Failure of Antimicrobial Therapy:
Several causes of drug failures are:
(i) Failure of isolation and identification of specific cause of the disease.
(ii) Lack of proper selection of drugs due to misdiagnosis.
(iii) Inappropriate results of laboratory tests.
(iv) Resistant organism as cause of the infection.
(v) Intracellular location of the parasites.
(vi) Errors in sampling.
(vii) Inadequate drug dose and incorrect route of administration.
(viii) Impairment of host defense because of corticosteroid treatment or some other factors.
(ix) Non-compliance of dosing instructions.
(x) Presence of foreign bodies or necrotic material in the host causing inactivation of aminoglycosides and sulfa drugs.
Incompatibilities:
Antimicrobial drugs may interact physicochemical to many other agents. Harmful interaction may occur without visible change. It is advisable not to mix them in the same syringe.
Most drugs can be mixed in normal saline with exception of benzyl penicillin and sodium ampicillin. Similarly tetracyclines are not mixed with any solution containing calcium or magnesium. Penicillin-G, chloramphenicol and tetracycline should not be mixed because they precipitate.
Withdrawal:
There is specific regulation for withdrawal of drugs used in feeds for animal meant for slaughter. Drugs should not be present in animal derived foods for human consumption.
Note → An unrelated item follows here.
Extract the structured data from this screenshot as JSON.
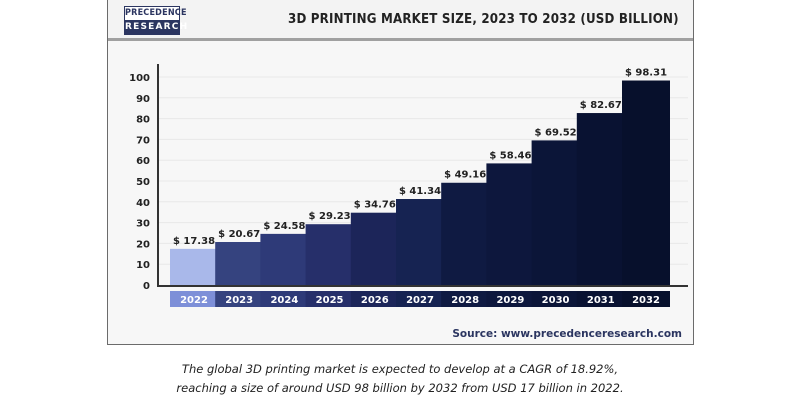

Specific withdrawal period is allowed for antimicrobials before slaughter or milk of treated animals used for human consumption. For injectable preparations, withdrawal times are given in Table 25.2. Similarly withholding times for intra-mammary preparations are depicted in Table 25.3.
Adverse Effects:
An ideal antimicrobial drug should be free from host toxicity.
Antimicrobial drugs in common use, however, cause one or the other following damaging effects:
(i) Direct host toxicity (aminoglycosides)
(ii) Adverse interactions with other drugs
(iii) Interference with the protective effect of normal host microflora or disturbance of metabolic functions of microflora of digestive tract of herbivores
(iv) Selection or drug resistance
(v) Tissue necrosis at injection site
(vi) Production of drug residues in animal products for human consumption and
(vii) Impairment of host immune systems (tetracyclines, aminoglycosides) and
(viii) Hypersensitivity (allergy) reactions e.g., fever, rash and anaphylaxis.